In general, we can have a vector space where the scalars are in an arbitrary
field $FF$, as long as the axioms are satisfied.
_Example_. The vector space of all polynomials of degree 3, or $PP^3$. It is
not yet clear what this vector may look like. We shall return to this example
once we discuss _basis_.
== Vector addition. Multiplication
Vector addition, represented by $+$, and multiplication, represented by the
$dot$ (dot) operator, can be done entrywise.
_Example._
$
vec(1,2,3) + vec(4,5,6) = vec(1 + 4, 2 + 5, 3 + 6) = vec(5,7,9)
$
$
vec(1,2,3) dot vec(4,5,6) = vec(1 dot 4, 2 dot 5, 3 dot 6) = vec(4,10,18)
$
This is simple enough to understand. Again, the difficulty is simply ensuring
that you always perform operations with the correct _types_. For example, once
we introduce matrices, it doesn't make sense to multiply or add vectors and
matrices in this fashion.
== Vector-scalar multiplication
Multiplying a vector by a scalar simply results in each entry of the vector
being multiplied by the scalar.
_Example_.
$ beta vec(a, b, c) = vec(beta dot a, beta dot b, beta dot c) $
== Matrices
Before discussing any properties of matrices, let's simply reiterate what we
learned in class about their notation.
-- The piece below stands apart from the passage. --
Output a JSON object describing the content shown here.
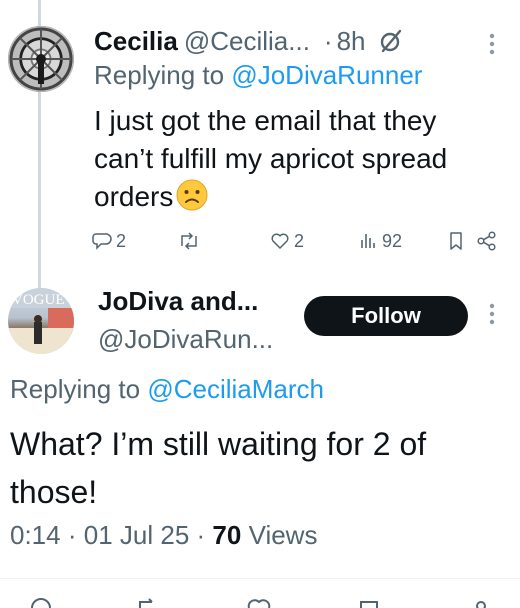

We say a matrix with rows of length $m$,
and columns of size $n$ (in less precise terms, a matrix with length $m$ and
height $n$) is a $m times n$ matrix.
Given a matrix
$ A = mat(1,2,3;4,5,6;7,8,9) $
we refer to the entry in row $j$ and column $k$ as $A_(j,k)$ .
=== Matrix transpose
A formalism that is useful later on is called the _transpose_, and we obtain it
from a matrix $A$ by switching all the rows and columns. More precisely, each
row becomes a column instead. We use the notation $A^T$ to represent the
transpose of $A$.
$
mat(1,2,3;4,5,6)^T = mat(1,4;2,5;3,6)
$
Formally, we can say $(A_(j,k))^T = A_(k,j)$.